SQL Server was the only “real” database available to me at work at the time.
"My goal is to help you see quickly where each database works well and where it has some limits. I also hope this can be useful for anyone who wants to improve Django, or just understand it better."
OK, then I look at the feature matrix and see a lot of obvious errors, then I see:
"The data in the table below is entirely fictional and intentionally provided only for example! I included these features just to show what the final matrix could look like, to help start a discussion in the community. Do not use them for any real analysis or decisions."

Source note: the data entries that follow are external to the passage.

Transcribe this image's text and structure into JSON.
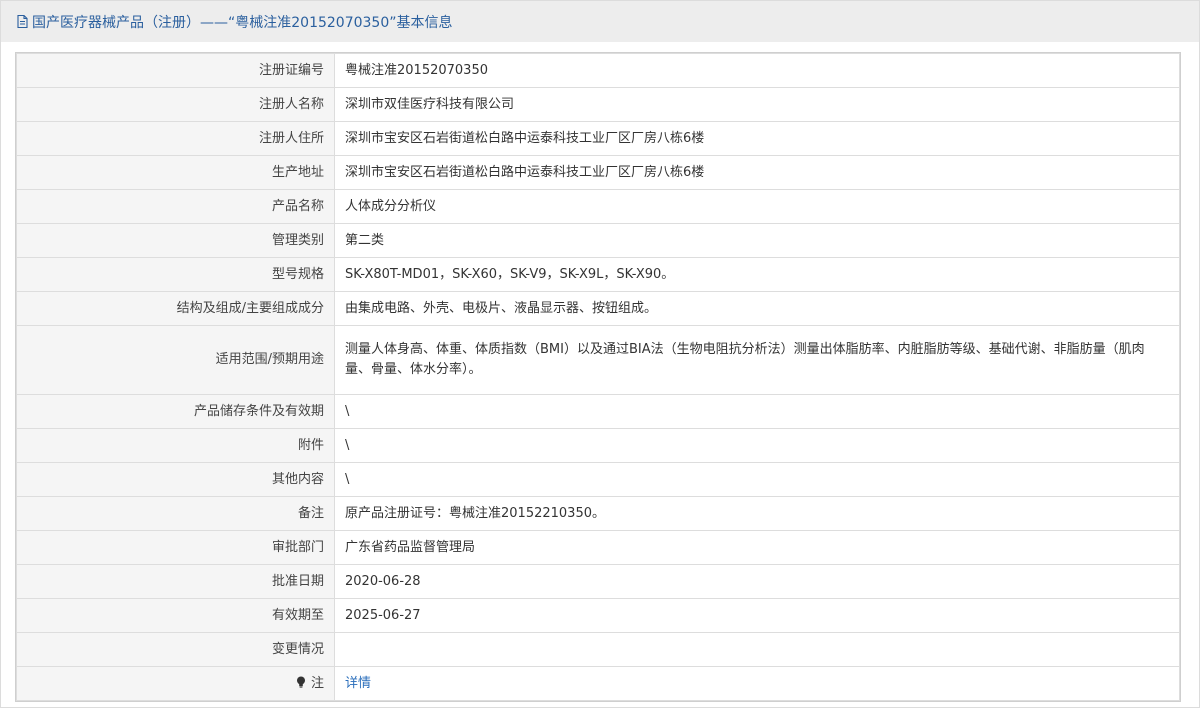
{
  "header": {
    "title": "国产医疗器械产品（注册）——“粤械注准20152070350”基本信息",
    "icon": "document-icon"
  },
  "rows": [
    {
      "label": "注册证编号",
      "value": "粤械注准20152070350"
    },
    {
      "label": "注册人名称",
      "value": "深圳市双佳医疗科技有限公司"
    },
    {
      "label": "注册人住所",
      "value": "深圳市宝安区石岩街道松白路中运泰科技工业厂区厂房八栋6楼"
    },
    {
      "label": "生产地址",
      "value": "深圳市宝安区石岩街道松白路中运泰科技工业厂区厂房八栋6楼"
    },
    {
      "label": "产品名称",
      "value": "人体成分分析仪"
    },
    {
      "label": "管理类别",
      "value": "第二类"
    },
    {
      "label": "型号规格",
      "value": "SK-X80T-MD01，SK-X60，SK-V9，SK-X9L，SK-X90。"
    },
    {
      "label": "结构及组成/主要组成成分",
      "value": "由集成电路、外壳、电极片、液晶显示器、按钮组成。"
    },
    {
      "label": "适用范围/预期用途",
      "value": "测量人体身高、体重、体质指数（BMI）以及通过BIA法（生物电阻抗分析法）测量出体脂肪率、内脏脂肪等级、基础代谢、非脂肪量（肌肉量、骨量、体水分率）。"
    },
    {
      "label": "产品储存条件及有效期",
      "value": "\\"
    },
    {
      "label": "附件",
      "value": "\\"
    },
    {
      "label": "其他内容",
      "value": "\\"
    },
    {
      "label": "备注",
      "value": "原产品注册证号：粤械注准20152210350。"
    },
    {
      "label": "审批部门",
      "value": "广东省药品监督管理局"
    },
    {
      "label": "批准日期",
      "value": "2020-06-28"
    },
    {
      "label": "有效期至",
      "value": "2025-06-27"
    },
    {
      "label": "变更情况",
      "value": ""
    }
  ],
  "note_row": {
    "icon": "bulb-icon",
    "label": "注",
    "link_text": "详情"
  },
  "colors": {
    "header_text": "#2a5f9e",
    "link": "#2a6ebb",
    "label_bg": "#f5f5f5"
  }
}
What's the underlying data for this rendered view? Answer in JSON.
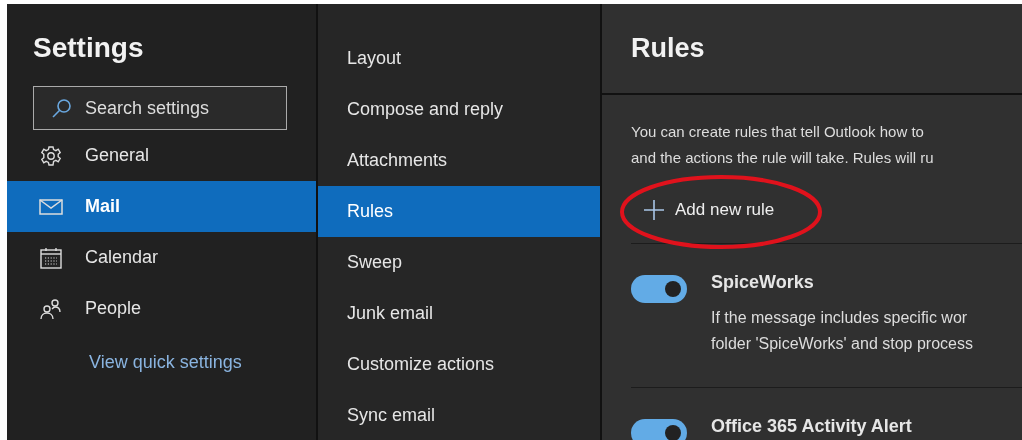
{
  "settings_panel": {
    "title": "Settings",
    "search": {
      "placeholder": "Search settings"
    },
    "nav": [
      {
        "label": "General",
        "kind": "gear",
        "selected": false
      },
      {
        "label": "Mail",
        "kind": "mail",
        "selected": true
      },
      {
        "label": "Calendar",
        "kind": "calendar",
        "selected": false
      },
      {
        "label": "People",
        "kind": "people",
        "selected": false
      }
    ],
    "quick_settings_link": "View quick settings"
  },
  "mail_menu": [
    {
      "label": "Layout",
      "selected": false
    },
    {
      "label": "Compose and reply",
      "selected": false
    },
    {
      "label": "Attachments",
      "selected": false
    },
    {
      "label": "Rules",
      "selected": true
    },
    {
      "label": "Sweep",
      "selected": false
    },
    {
      "label": "Junk email",
      "selected": false
    },
    {
      "label": "Customize actions",
      "selected": false
    },
    {
      "label": "Sync email",
      "selected": false
    }
  ],
  "rules": {
    "title": "Rules",
    "intro_lines": [
      "You can create rules that tell Outlook how to",
      "and the actions the rule will take. Rules will ru"
    ],
    "add_button": "Add new rule",
    "add_button_highlighted": true,
    "items": [
      {
        "name": "SpiceWorks",
        "on": true,
        "description_lines": [
          "If the message includes specific wor",
          "folder 'SpiceWorks' and stop process"
        ]
      },
      {
        "name": "Office 365 Activity Alert",
        "on": true
      }
    ]
  }
}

OK...so....we'll come back when you've written it? What are we looking at?
These days I hate working with the ORM because it uses weird abstractions that make your life harder as you try to do more complicated stuff with your data. I had a small bug lately where a queryset would aggregate twice because I filtered an aggregated queryset, and this caused it to aggregate again on top of the previous result. I wouldn't have this bug if I was writing my own SQL, or if I used a query builder instead of an ORM. This is just a small example, I have many more annoying things that will cause me to use SQL directly instead of an ORM for my next project.
ORMs like almost everything else in SWE they are _tool_. It's not a law or a prescription. It's not mandatory.
ORMs are fine for 99% of cases. When it isn't fine use raw sql, no one is going to mock you, no one is going to jeer at you. Most times ORMs are fine, sometimes they are not.
So basically you end up with two situations:
1. You need to hire engineers with double the expertise (not just a SQL engineer, but a SQL+ORM engineer).
1a. You hire a SQL engineer who now has to learn Yet Another ORM.
2. You hire engineers who only know the ORM but not SQL, and your app ends up having shit performance.
Basically, ORMs are simply complicated SQL generating macro frameworks. They are way too leaky to provide a useful level of abstraction like most programming languages.
LLM coding tools may displace ORMs, because they can take away a lot of the tedium with integrating application SQL, which is what ORMs are supposed to do.
But at the end of the day, SQL is text. That's life. Sorry - i know it sucks.
I've fallen in love with lightweight frameworks like pypika.
Part of this is the fact that AI smoothes over the rough spots. I would hate to have do an extremely complex query - highly complex case statements with unusualy datatypes - in pypika without AI. But with AI it gets really easy.
More broadly, AI makes using low-level frameworks much more practical. Requests is on the way out, and the socket framework is back.
The Django ORM is still amazing, especially when it comes to speed and handling multiple different types of databases.
But if you want to do something like create soft deletes (including cascading), it get's really hard really fast.